In this week's segment of Grow Southern Idaho.
Joey Martin for Idaho’s first news checks in on a few kids getting hands–on at the farm.
For the 4th grade student at summit elementary in Jerome.
Their last day of school was full of interactive fun and education on the history of agriculture in Idaho.
"Agriculture has been the lifeline of Idaho and it's important that children understand the need for agriculture... not just for our state but for our county and the world."
Said Morgan Brune, from Jerome County Farm Bureau
Tracie Garcia is a 4th grade teacher at Summit.
It was her who had the idea of inviting Jerome County Farm Bureau of Idaho out to the classroom to educate her students on the agriculture industry.
"That's what drives Idaho, 80% of Idaho is mountainous, and the other part... 20% is what we live on and we have to be pretty efficient in a dry and aired region. And the kids need to understand how the agriculture works and be very efficient with it."
Said Tracie Garcia, 4th grade teacher at Summit Elementary.
The students spend the day taking part in many different activities.
Including learning the major technological advancements made in the industry over the more then 100 years of ag in Idaho.

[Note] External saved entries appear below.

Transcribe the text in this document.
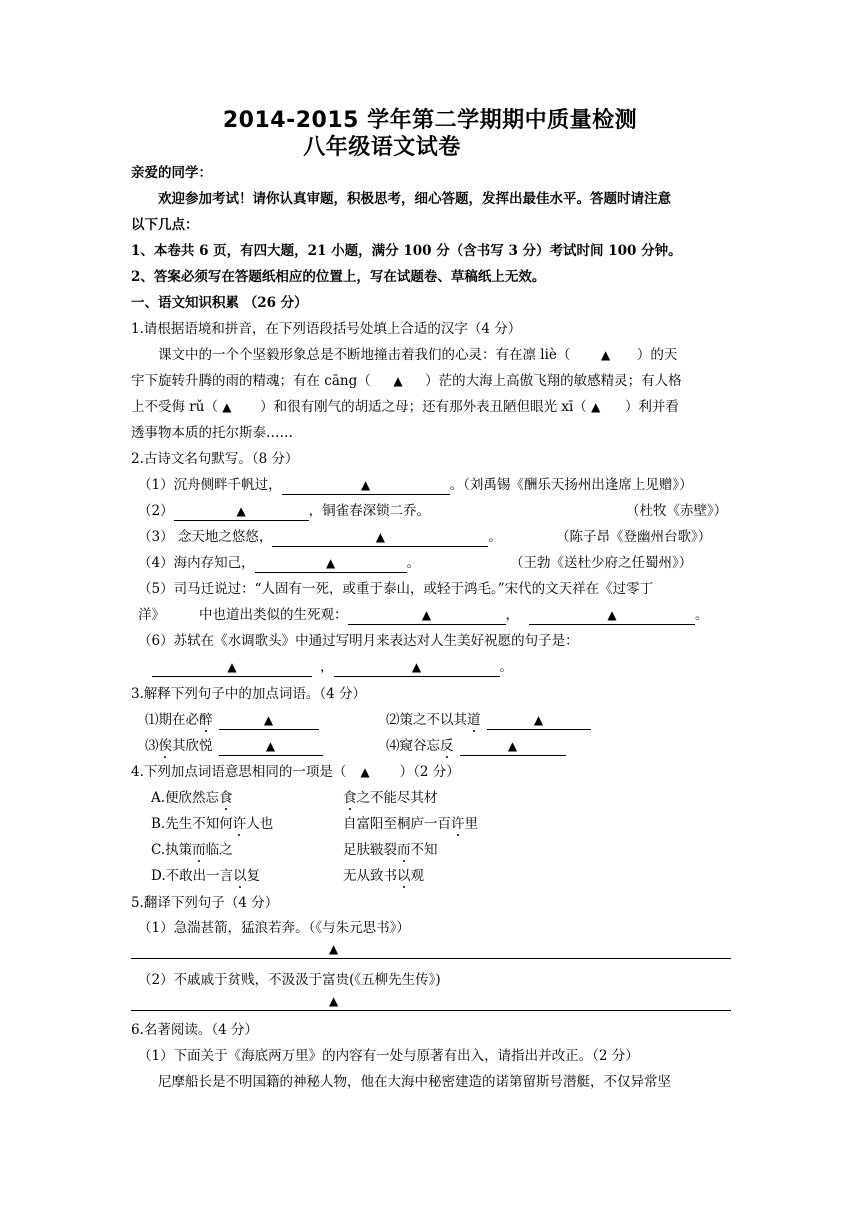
2014-2015 学年第二学期期中质量检测
八年级语文试卷
亲爱的同学：
欢迎参加考试！请你认真审题，积极思考，细心答题，发挥出最佳水平。答题时请注意
以下几点：
1、本卷共 6 页，有四大题，21 小题，满分 100 分（含书写 3 分）考试时间 100 分钟。
2、答案必须写在答题纸相应的位置上，写在试题卷、草稿纸上无效。
一、语文知识积累 （26 分）
1.请根据语境和拼音，在下列语段括号处填上合适的汉字（4 分）
课文中的一个个坚毅形象总是不断地撞击着我们的心灵：有在凛 liè（	▲ ）的天
宇下旋转升腾的雨的精魂；有在 cāng（ ▲ ）茫的大海上高傲飞翔的敏感精灵；有人格
上不受侮 rǔ（ ▲ ）和很有刚气的胡适之母；还有那外表丑陋但眼光 xī（ ▲ ）利并看
透事物本质的托尔斯泰……
2.古诗文名句默写。（8 分）
（1）沉舟侧畔千帆过，	▲	。（刘禹锡《酬乐天扬州出逢席上见赠》）
（2）	▲	，铜雀春深锁二乔。	（杜牧《赤壁》）
（3） 念天地之悠悠，	▲	。	（陈子昂《登幽州台歌》）
（4）海内存知己，	▲	。	（王勃《送杜少府之任蜀州》）
（5）司马迁说过：“人固有一死，或重于泰山，或轻于鸿毛。”宋代的文天祥在《过零丁
洋》	中也道出类似的生死观：	▲	，	▲	。
（6）苏轼在《水调歌头》中通过写明月来表达对人生美好祝愿的句子是：
▲	，	▲	。
3.解释下列句子中的加点词语。（4 分）
⑴期在必醉	▲	⑵策之不以其道	▲
⑶俟其欣悦	▲	⑷窥谷忘反	▲
4.下列加点词语意思相同的一项是（ ▲ ）（2 分）
A.便欣然忘食	食之不能尽其材
B.先生不知何许人也	自富阳至桐庐一百许里
C.执策而临之	足肤皲裂而不知
D.不敢出一言以复	无从致书以观
5.翻译下列句子（4 分）
（1）急湍甚箭，猛浪若奔。（《与朱元思书》）
▲
（2）不戚戚于贫贱，不汲汲于富贵(《五柳先生传》)
▲
6.名著阅读。（4 分）
（1）下面关于《海底两万里》的内容有一处与原著有出入，请指出并改正。（2 分）
尼摩船长是不明国籍的神秘人物，他在大海中秘密建造的诺第留斯号潜艇，不仅异常坚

Along with hands on demonstrations of the dairy industry.
"Then they also get to grind up wheat with some hand grinders and with the flower that they ground up we made pancakes with and they get to eat that. And actually also dip it into the butter they made at the dairy demonstration."
"They're loving it. They're excited today, they've been in and out I haven't had one complaint from my own students. I'll ask some of the other classes in the hallways... oh yeah! That was so neat. So they're having a great time."
A great time for the kids... And at the same time giving them the educational background and the appreciation of the agricultural industry of their own community.